福井大学医学部耳鼻咽喉科・頭頸部外科学 教授 藤枝 重治

 アレルギー性鼻炎は、発作性反復性のくしゃみ、鼻汁、鼻閉を3大症状とする鼻のアレルギー性疾患である。代表的な原因物質としてダニとスギなどの花粉があげられる。2006年〜2008年福井県で行った20歳から50歳まで1590名の調査では、スギ花粉症の有病率は約37%あり、それ以外に15%から20%の人が、スギ花粉症未発症であるがスギ抗原感作陽性であった。すなわち今後さらにスギ花粉症が増加する可能性がある。この増加原因は明らかでないが、スギ花粉症による社会経済的損失、医療支出、QOLの低下などは大きな社会問題となっている。

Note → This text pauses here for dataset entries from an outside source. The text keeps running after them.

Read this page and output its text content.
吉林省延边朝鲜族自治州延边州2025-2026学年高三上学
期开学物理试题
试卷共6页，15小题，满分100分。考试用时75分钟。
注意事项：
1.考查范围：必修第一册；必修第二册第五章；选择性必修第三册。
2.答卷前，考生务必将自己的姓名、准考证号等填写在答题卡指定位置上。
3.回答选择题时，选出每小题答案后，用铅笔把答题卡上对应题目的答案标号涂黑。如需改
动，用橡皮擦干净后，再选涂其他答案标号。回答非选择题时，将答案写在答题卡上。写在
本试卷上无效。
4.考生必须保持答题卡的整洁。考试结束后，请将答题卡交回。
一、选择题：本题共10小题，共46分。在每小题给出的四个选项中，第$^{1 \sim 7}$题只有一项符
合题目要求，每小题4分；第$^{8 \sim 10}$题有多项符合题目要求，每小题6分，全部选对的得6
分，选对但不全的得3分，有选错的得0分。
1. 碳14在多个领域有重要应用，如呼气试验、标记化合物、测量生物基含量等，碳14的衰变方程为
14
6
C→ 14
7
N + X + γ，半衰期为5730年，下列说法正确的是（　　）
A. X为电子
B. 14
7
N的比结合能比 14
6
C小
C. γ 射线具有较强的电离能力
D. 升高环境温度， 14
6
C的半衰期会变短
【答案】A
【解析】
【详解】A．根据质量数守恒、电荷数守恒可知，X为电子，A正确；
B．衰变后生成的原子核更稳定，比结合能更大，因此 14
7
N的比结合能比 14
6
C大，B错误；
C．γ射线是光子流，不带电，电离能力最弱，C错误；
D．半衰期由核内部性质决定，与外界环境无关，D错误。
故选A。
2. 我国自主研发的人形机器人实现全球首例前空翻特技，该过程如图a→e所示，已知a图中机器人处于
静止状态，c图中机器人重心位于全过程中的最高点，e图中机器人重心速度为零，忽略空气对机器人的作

 さらにもう一つの問題として、スギ花粉症の低年齢化がある。我々は福井市主催の18ヵ月児健康診断受診児408名を対象者として、3種類の抗原特異的IgE(ダニ、ネコ、スギ)、鼻汁中好酸球、鼻の症状を調べた。その結果3項目のうちいずれかの抗原特異的IgE陽性者は44名(10.7%)、鼻汁中好酸球陽性者29名(7.1%)、両者陽性者8名(2.0%)であった。抗原別では、ダニ31名(7.6%)、ネコ12名(3.0%)、スギ5名(1.2%)が陽性であった。以上のことから、18ヵ月児のアレルギー性鼻炎の有病率は最低でも1.5%であった。おそらく何らかの対策を行わなければ、今後もっとスギ花粉症の低年齢化が進むと思われる。

 現在、抗原特異的免疫療法は、唯一根治性のある治療法である。これまでは皮下注射で行われてきたが、最近は舌下にて行われるようになってきた。本邦でもスギ花粉症に対し、偽薬との対照二重盲検試験が行われ、その有用性が示されている。舌下法は、皮下注射に比較して、重篤な副反応も極めて少なく安全な方法であった。奏功率は60%程度、薬物の併用は有意に減少する。ただ少なくとも3年間治療が必要であった。そこで少しでも早く効果を得るために、乳酸菌(タブレット型)との併用を検討した。これも偽薬との対照二重盲検試験を厳密に行ったが、6ヵ月の治療で、スギエキスと乳酸菌の併用で有意に症状と薬物併用が減少した。これは微生物がもつ免疫担当細胞の活性機序を利用したもので、今後臨床的にも応用可能であると思われる。また舌下治療は他の抗原感作も予防できるとの報告もあり、今後のアレルギー性鼻炎発症予防にも有効である可能性が高い。